Archive for March 2011
Maggie
Have I mentioned that I love maggie? Yes, I do. So so much. It’s amazing how fast I built this bond. Looking forward to spending more days with maggie. =)
Stupiak Post
Haha, caught an episode of the noose with the BF the other day and they coined this term – stupid plus piak (slap) which makes “stupiak” – I found it super hilarious!
Anyway, as I mentioned, I have better things to do and that means… taking stupiak pictures of myself – cause I am that bored. Wahaha..
Mince my words
That’s just not me. Hide behind a facade, I don’t do – it has come back to bite me but I realised after hearing a not so good news that there are better things to do and worry about. What you and you said perhaps is right – but I didn’t get the message until I heard about the news. There I was bothered about some minute and pathetic issue and here’s some one close to me grappling with such news alone. The scales don’t balance up – my heart only have that little space to fill for people I should love and I should focus on them. I am emotionally spent but in future I will make sure it is only reserved for people who matters.
exit strategy
lots to think about. lots to say.
BEaWARE
This feels so much like a written test for a job interview. For once, I’ve decided to do something about the empty promise I’ve made of spending my time wisely – i.e volunteering – but it is such an arduous task!
To apply, I have firstly filled out an online application form and have now received a questionaire where I have to answer a list of 10 questions – not yes/no/multiple choice questions but open-ended questions that would require me to think/reflect on my past experiences. Perhaps it is a way to filter those truly interested and those who are applying for the sack of applying but it is just a hassle for a procrastinator like me. Some questions like: Name 2 or 3 persons you think have had the greatest influence on your personal life and development. Describe briefly how you see that influence playing out in your life or What lessons did you learn from being a helper and being helped?

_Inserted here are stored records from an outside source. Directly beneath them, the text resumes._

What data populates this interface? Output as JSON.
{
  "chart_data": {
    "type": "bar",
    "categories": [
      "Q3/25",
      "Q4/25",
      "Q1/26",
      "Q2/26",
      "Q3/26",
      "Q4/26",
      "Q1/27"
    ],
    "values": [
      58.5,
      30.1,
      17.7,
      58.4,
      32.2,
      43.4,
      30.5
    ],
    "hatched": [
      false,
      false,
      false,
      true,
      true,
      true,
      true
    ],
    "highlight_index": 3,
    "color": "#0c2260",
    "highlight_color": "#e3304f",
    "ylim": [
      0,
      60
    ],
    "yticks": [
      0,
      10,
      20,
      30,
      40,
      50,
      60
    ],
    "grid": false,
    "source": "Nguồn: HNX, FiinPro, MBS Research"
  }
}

This is quite stressful! Anyway, procrastinate no more, I should at least have the draft by today for further review.
Back to racking my brains =)
All Mine!
Finally! One to call my own. At age 26.5 (or thereabouts), I finally have a laptop to call my own! Burnt a hole in my pockets, but it is well worth it! Thankfully, the brother is a Mac pro user and had me connected and up and ready to go.
This only means one thing – you will see more of me, me, me – like it or not. haha.
Protected: Same but different
sleep and me
I have been granted a week’s break from my new boss but it’s funny how I wake up at 8 plus on most days – either awoken by my sister’s alarm clock or a need to drive the Bf to work. I guess it is good this way for I feel more fulfilled that I’ve gotten some things done on my to-do list.
Now – sleep is eluding me. it all boils to a cup of coffee – caffeine and I just don’t go well together. i hate it whenever it gives me sleepless nights like this, when your body craves sleep but your mind is in all places but dreamland.
I have always been a good sleeper – ie I can sleep anywhere, well almost anytime. what I dislike most though is when I am the last person to fall asleep. i also realized last night when the BF took an early night (for once) how much I hated it when he sleeps earlier than me. believe me, I actually felt kinda sad and lonely. it means I can’t call him and ka jiao him before I sleep.
see what caffeine does to me. blogging such a lame post. argh. I wanna see you zhou gong!!